A abertura de filiais em Luxemburgo está dentro da lei e é uma prática recorrente pelas grandes empresas mundiais. Mas, entre 2014 e 2015, revelações do Consórcio Internacional de Jornalistas apontaram como centenas de multinacionais transferiram seus escritórios financeiros para Luxemburgo, construindo uma complexa estratégia para reduzir de forma dramática seus impostos. O caso ganhou o nome de LuxLeaks, colocando forte pressão sobre o pequeno país europeu e com uma das rendas per capita mais elevadas do planeta. As revelações ainda lavaram o Parlamento Europeu a exigir mudanças nos regimes fiscais.

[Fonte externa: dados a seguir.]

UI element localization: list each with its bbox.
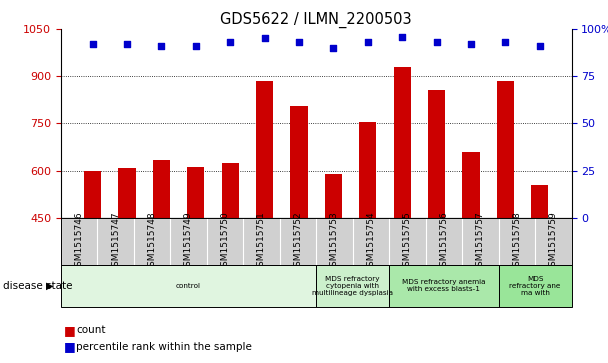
Text: control: control	[176, 283, 201, 289]
Bar	[221, 163, 239, 359]
Text: GSM1515752: GSM1515752	[294, 211, 302, 272]
Bar	[462, 152, 480, 359]
Bar	[389, 265, 499, 307]
Text: MDS
refractory ane
ma with: MDS refractory ane ma with	[510, 276, 561, 296]
Text: MDS refractory
cytopenia with
multilineage dysplasia: MDS refractory cytopenia with multilinea…	[312, 276, 393, 296]
Bar	[497, 81, 514, 359]
Text: GSM1515749: GSM1515749	[184, 211, 193, 272]
Bar	[119, 168, 136, 359]
Text: percentile rank within the sample: percentile rank within the sample	[76, 342, 252, 352]
Bar	[61, 265, 316, 307]
Text: GSM1515748: GSM1515748	[148, 211, 156, 272]
Point	[122, 41, 132, 47]
Text: GSM1515758: GSM1515758	[513, 211, 521, 272]
Text: ▶: ▶	[46, 281, 54, 291]
Point	[226, 39, 235, 45]
Point	[328, 45, 338, 51]
Bar	[325, 174, 342, 359]
Bar	[531, 185, 548, 359]
Bar	[393, 67, 411, 359]
Text: GSM1515756: GSM1515756	[440, 211, 448, 272]
Point	[260, 36, 269, 41]
Text: GSM1515759: GSM1515759	[549, 211, 558, 272]
Text: GSM1515750: GSM1515750	[221, 211, 229, 272]
Bar	[84, 171, 101, 359]
Text: count: count	[76, 325, 106, 335]
Title: GDS5622 / ILMN_2200503: GDS5622 / ILMN_2200503	[220, 12, 412, 28]
Point	[397, 34, 407, 40]
Point	[294, 39, 304, 45]
Text: ■: ■	[64, 340, 75, 353]
Bar	[428, 90, 445, 359]
Point	[88, 41, 97, 47]
Text: GSM1515751: GSM1515751	[257, 211, 266, 272]
Bar	[499, 265, 572, 307]
Bar	[256, 81, 273, 359]
Text: GSM1515757: GSM1515757	[476, 211, 485, 272]
Point	[432, 39, 441, 45]
Text: disease state: disease state	[3, 281, 72, 291]
Bar	[291, 106, 308, 359]
Text: GSM1515755: GSM1515755	[403, 211, 412, 272]
Bar	[316, 265, 389, 307]
Point	[535, 43, 545, 49]
Bar	[359, 122, 376, 359]
Bar	[187, 167, 204, 359]
Text: GSM1515754: GSM1515754	[367, 211, 375, 272]
Point	[191, 43, 201, 49]
Text: GSM1515753: GSM1515753	[330, 211, 339, 272]
Text: GSM1515746: GSM1515746	[75, 211, 83, 272]
Point	[156, 43, 166, 49]
Point	[363, 39, 373, 45]
Point	[466, 41, 476, 47]
Point	[500, 39, 510, 45]
Text: ■: ■	[64, 324, 75, 337]
Text: GSM1515747: GSM1515747	[111, 211, 120, 272]
Text: MDS refractory anemia
with excess blasts-1: MDS refractory anemia with excess blasts…	[402, 280, 486, 292]
Bar	[153, 160, 170, 359]
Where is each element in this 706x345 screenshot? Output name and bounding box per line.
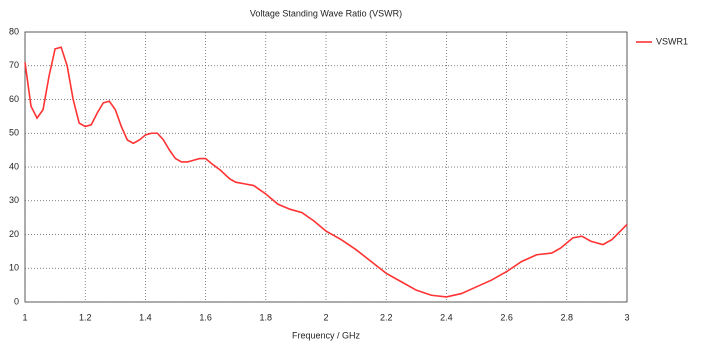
- y-tick-label: 20: [9, 229, 19, 239]
- x-tick-label: 2.6: [500, 312, 513, 322]
- y-tick-label: 40: [9, 161, 19, 171]
- x-tick-label: 1.6: [199, 312, 212, 322]
- x-tick-label: 2: [323, 312, 328, 322]
- data-line: [24, 46, 628, 298]
- y-tick-label: 30: [9, 195, 19, 205]
- y-tick-label: 0: [14, 296, 19, 306]
- y-tick-label: 60: [9, 94, 19, 104]
- x-tick-label: 2.2: [380, 312, 393, 322]
- x-tick-label: 3: [624, 312, 629, 322]
- y-tick-label: 50: [9, 128, 19, 138]
- legend-label: VSWR1: [656, 36, 688, 46]
- chart-title: Voltage Standing Wave Ratio (VSWR): [250, 8, 402, 18]
- y-tick-label: 70: [9, 60, 19, 70]
- x-tick-label: 2.8: [561, 312, 574, 322]
- y-tick-label: 80: [9, 26, 19, 36]
- x-tick-label: 1.4: [139, 312, 152, 322]
- y-tick-label: 10: [9, 263, 19, 273]
- x-tick-label: 1: [22, 312, 27, 322]
- x-tick-label: 1.8: [260, 312, 273, 322]
- x-axis-label: Frequency / GHz: [292, 330, 361, 340]
- x-tick-label: 1.2: [79, 312, 92, 322]
- x-tick-label: 2.4: [440, 312, 453, 322]
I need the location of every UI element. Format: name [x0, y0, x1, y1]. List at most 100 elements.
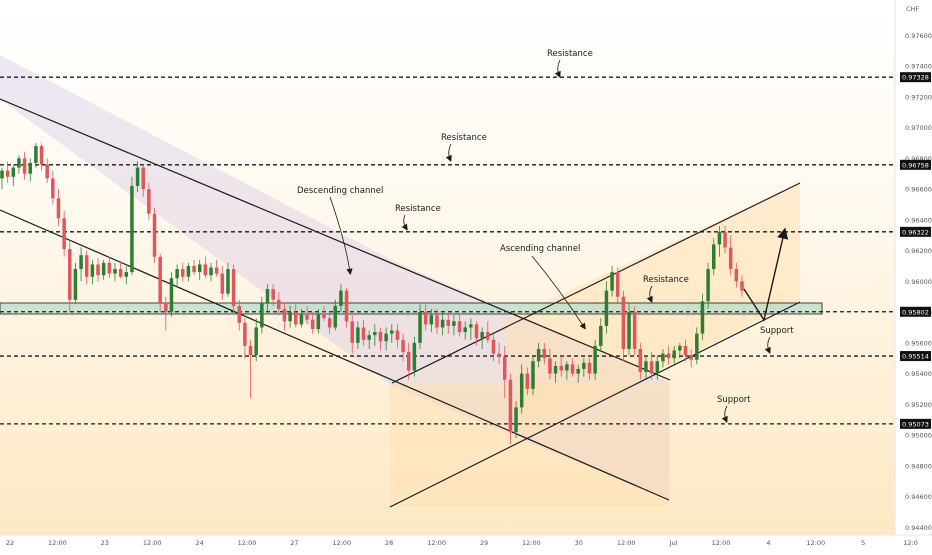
candle: [5, 161, 10, 183]
candle-body: [700, 301, 705, 334]
projection-arrow: [743, 227, 789, 322]
candle: [378, 327, 383, 351]
time-axis[interactable]: 22 12:00 23 12:00 24 12:00 27 12:00 28 12:00 29 12:…: [6, 539, 918, 547]
candle-body: [56, 198, 61, 219]
price-tick-label: 0.94600: [905, 493, 932, 501]
candle-body: [293, 312, 298, 325]
candle-body: [113, 269, 117, 274]
candle: [700, 293, 705, 340]
candle: [220, 265, 225, 300]
candle-body: [79, 255, 83, 270]
candle: [412, 336, 417, 377]
candle-body: [599, 325, 603, 346]
candle-body: [243, 322, 247, 346]
candle-body: [384, 333, 388, 342]
candle: [181, 262, 185, 282]
candle-body: [101, 262, 106, 276]
candle-body: [638, 348, 643, 373]
candle: [502, 345, 507, 399]
candle-body: [220, 273, 225, 294]
level-price-label: 0.96758: [902, 161, 929, 169]
candle-body: [587, 362, 592, 374]
time-tick-label: 12:00: [238, 539, 257, 547]
candle-body: [356, 327, 360, 343]
candle: [84, 250, 89, 285]
candle-body: [214, 267, 219, 274]
candle-body: [627, 312, 631, 349]
candle-body: [84, 255, 89, 277]
candle-body: [463, 327, 467, 333]
candlestick-series: [0, 142, 744, 445]
candle-body: [34, 146, 38, 163]
candle: [565, 361, 569, 380]
candle: [435, 309, 439, 334]
candle-body: [593, 345, 597, 374]
level-price-tag: [900, 351, 931, 362]
candle-body: [226, 269, 230, 294]
time-tick-label: 27: [290, 539, 298, 547]
price-tick-label: 0.96000: [905, 278, 932, 286]
candle-body: [519, 373, 524, 408]
candle: [480, 327, 484, 349]
candle-body: [604, 290, 609, 326]
candle-body: [418, 312, 422, 343]
candle: [51, 170, 55, 205]
candle-body: [5, 170, 10, 177]
candle-body: [62, 218, 66, 250]
candle-body: [378, 332, 383, 342]
candle-body: [231, 269, 236, 306]
candle: [350, 315, 354, 354]
candle: [474, 321, 479, 346]
candle-body: [514, 407, 518, 432]
time-tick-label: 30: [575, 539, 583, 547]
price-tick-label: 0.95000: [905, 432, 932, 440]
candle-body: [316, 313, 321, 329]
candle-body: [706, 269, 710, 302]
candle-body: [548, 358, 552, 374]
candle: [56, 189, 61, 226]
ascending-channel-label: Ascending channel: [500, 244, 580, 254]
time-tick-label: 12:00: [427, 539, 446, 547]
candle-body: [678, 345, 682, 351]
candle-body: [186, 265, 191, 277]
candle-body: [68, 249, 72, 300]
candle: [491, 333, 496, 362]
level-price-label: 0.95802: [902, 308, 929, 316]
resistance-pointer-2: [445, 143, 452, 162]
candle-body: [175, 269, 179, 279]
candle-body: [90, 264, 95, 277]
candle: [237, 299, 242, 331]
candle: [17, 155, 21, 174]
candle: [0, 167, 4, 190]
candle: [101, 259, 106, 280]
candle-body: [734, 269, 739, 282]
time-tick-label: 12:00: [143, 539, 162, 547]
candle: [90, 259, 95, 285]
candle-body: [164, 302, 168, 313]
descending-channel-label: Descending channel: [297, 186, 383, 196]
candle: [243, 318, 247, 359]
candle: [712, 238, 716, 276]
candle-body: [158, 256, 162, 303]
price-axis[interactable]: 0.97600 0.97400 0.97200 0.97000 0.96800 0.966…: [900, 32, 932, 532]
candle-body: [723, 232, 727, 248]
descending-channel-pointer: [329, 196, 353, 276]
candle: [587, 358, 592, 380]
candle-body: [610, 272, 614, 291]
candle: [519, 364, 524, 414]
support-label-2: Support: [717, 395, 751, 405]
candle: [231, 264, 236, 313]
candle: [339, 284, 343, 313]
candle: [277, 292, 281, 316]
candle: [214, 259, 219, 277]
candle-body: [632, 312, 637, 349]
candle: [548, 348, 552, 380]
time-tick-label: 12:00: [332, 539, 351, 547]
resistance-label-2: Resistance: [441, 133, 487, 143]
candle: [175, 264, 179, 288]
candle-body: [237, 305, 242, 323]
candle-body: [141, 167, 145, 190]
resistance-label-4: Resistance: [643, 275, 689, 285]
candle: [11, 164, 16, 187]
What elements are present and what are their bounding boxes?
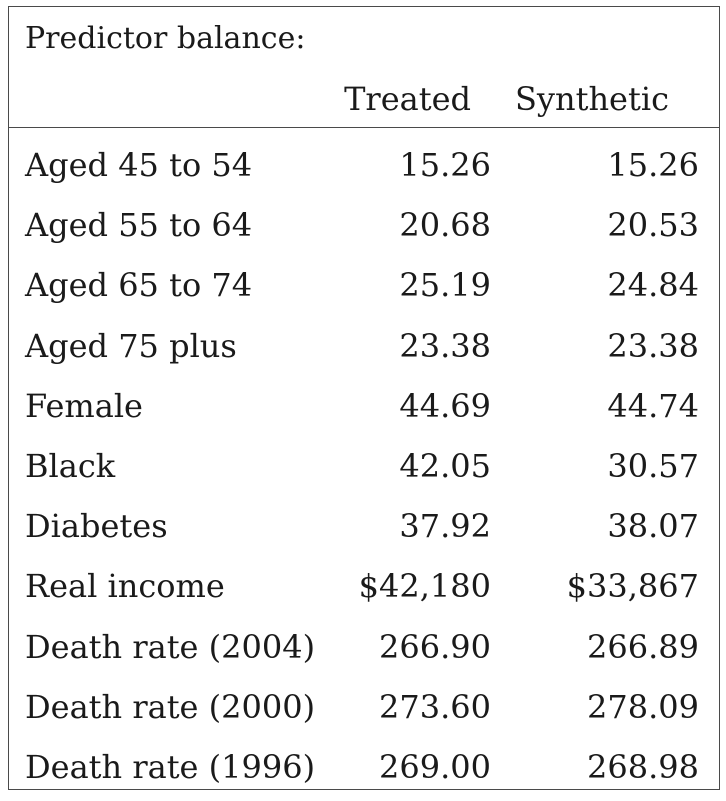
treated-value: 23.38 bbox=[399, 326, 491, 365]
table-row: Aged 65 to 74 25.19 24.84 bbox=[9, 259, 719, 319]
table-caption: Predictor balance: bbox=[25, 21, 306, 56]
synthetic-value: $33,867 bbox=[566, 567, 699, 606]
table-row: Diabetes 37.92 38.07 bbox=[9, 500, 719, 560]
treated-value: 273.60 bbox=[379, 687, 491, 726]
synthetic-value: 24.84 bbox=[607, 266, 699, 305]
treated-value: 269.00 bbox=[379, 747, 491, 786]
row-label: Death rate (2004) bbox=[25, 627, 316, 666]
table-header-row: Treated Synthetic bbox=[9, 79, 719, 119]
column-header-treated: Treated bbox=[344, 80, 471, 118]
table-body: Aged 45 to 54 15.26 15.26 Aged 55 to 64 … bbox=[9, 139, 719, 801]
treated-value: $42,180 bbox=[358, 567, 491, 606]
row-label: Black bbox=[25, 446, 116, 485]
synthetic-value: 278.09 bbox=[587, 687, 699, 726]
row-label: Aged 65 to 74 bbox=[25, 266, 253, 305]
table-row: Death rate (2004) 266.90 266.89 bbox=[9, 621, 719, 681]
treated-value: 15.26 bbox=[399, 146, 491, 184]
synthetic-value: 266.89 bbox=[587, 627, 699, 666]
treated-value: 37.92 bbox=[399, 507, 491, 546]
predictor-balance-table: Predictor balance: Treated Synthetic Age… bbox=[8, 6, 720, 790]
synthetic-value: 268.98 bbox=[587, 747, 699, 786]
row-label: Death rate (2000) bbox=[25, 687, 316, 726]
row-label: Diabetes bbox=[25, 507, 168, 546]
table-row: Black 42.05 30.57 bbox=[9, 440, 719, 500]
synthetic-value: 15.26 bbox=[607, 146, 699, 184]
treated-value: 20.68 bbox=[399, 206, 491, 245]
synthetic-value: 38.07 bbox=[607, 507, 699, 546]
treated-value: 44.69 bbox=[399, 386, 491, 425]
treated-value: 42.05 bbox=[399, 446, 491, 485]
synthetic-value: 30.57 bbox=[607, 446, 699, 485]
treated-value: 25.19 bbox=[399, 266, 491, 305]
table-row: Death rate (2000) 273.60 278.09 bbox=[9, 681, 719, 741]
table-row: Aged 55 to 64 20.68 20.53 bbox=[9, 199, 719, 259]
table-row: Female 44.69 44.74 bbox=[9, 380, 719, 440]
table-row: Aged 75 plus 23.38 23.38 bbox=[9, 320, 719, 380]
table-row: Death rate (1996) 269.00 268.98 bbox=[9, 741, 719, 801]
treated-value: 266.90 bbox=[379, 627, 491, 666]
row-label: Aged 75 plus bbox=[25, 326, 237, 365]
synthetic-value: 20.53 bbox=[607, 206, 699, 245]
row-label: Aged 45 to 54 bbox=[25, 146, 253, 184]
synthetic-value: 44.74 bbox=[607, 386, 699, 425]
column-header-synthetic: Synthetic bbox=[514, 80, 669, 118]
row-label: Real income bbox=[25, 567, 225, 606]
table-row: Real income $42,180 $33,867 bbox=[9, 560, 719, 620]
synthetic-value: 23.38 bbox=[607, 326, 699, 365]
row-label: Aged 55 to 64 bbox=[25, 206, 253, 245]
table-row: Aged 45 to 54 15.26 15.26 bbox=[9, 139, 719, 199]
row-label: Female bbox=[25, 386, 143, 425]
header-divider bbox=[9, 127, 719, 128]
row-label: Death rate (1996) bbox=[25, 747, 316, 786]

Em dezembro, uma reportagem da Folha de S. Paulo revelou que a JBS de fato avaliava um projeto em Luxemburgo ou na Holanda, como parte do processo de abertura de capital na Bolsa de Nova York. Naquele momento, o planejamento indicava uma reestruturação da companhia em Luxemburgo ou Holanda. De acordo com a matéria, o escritório de advocacia Lefosse indicou que a abertura de uma filial seria um caminho para o lançamento das ações da companhia na bolsa de Nova York.

Nos novos documentos, as referências às autoridades americanas também fazem parte do planejamento para 2020, ainda que a pandemia tenha transformado todo o cronograma. A programação previa ações na SEC, a Security Exchange Commission.

Empresa diz que não há mudança de sede

Procurada, a JBS afirmou que "não confirma a veracidade dos documentos obtidos pela reportagem". "Em resposta aos questionamentos feitos pela reportagem, a Companhia esclarece que mantém mais de 100 empresas em todo o mundo, incluindo na Europa - onde a JBS tem escritórios ou unidades produtivas em países como Reino Unido, Áustria, Holanda, França, Itália e Alemanha", disse.

"A abertura e o fechamento de escritórios e de empresas fazem parte da natureza dos negócios globais e do dia a dia das Companhias em todo o mundo, de acordo com as suas estratégias e necessidades de mercado, por exemplo", explicou.

Ao responder, a empresa indicou que não existe um plano de mudança de sede. "A JBS emprega diretamente 240 mil pessoas no mundo, sendo 130 mil delas no Brasil, distribuídas em 135 municípios no país. A listagem pretendida pela JBS não altera a sede do grupo ou a localização de suas operações, conforme já foi informado anteriormente", indicou.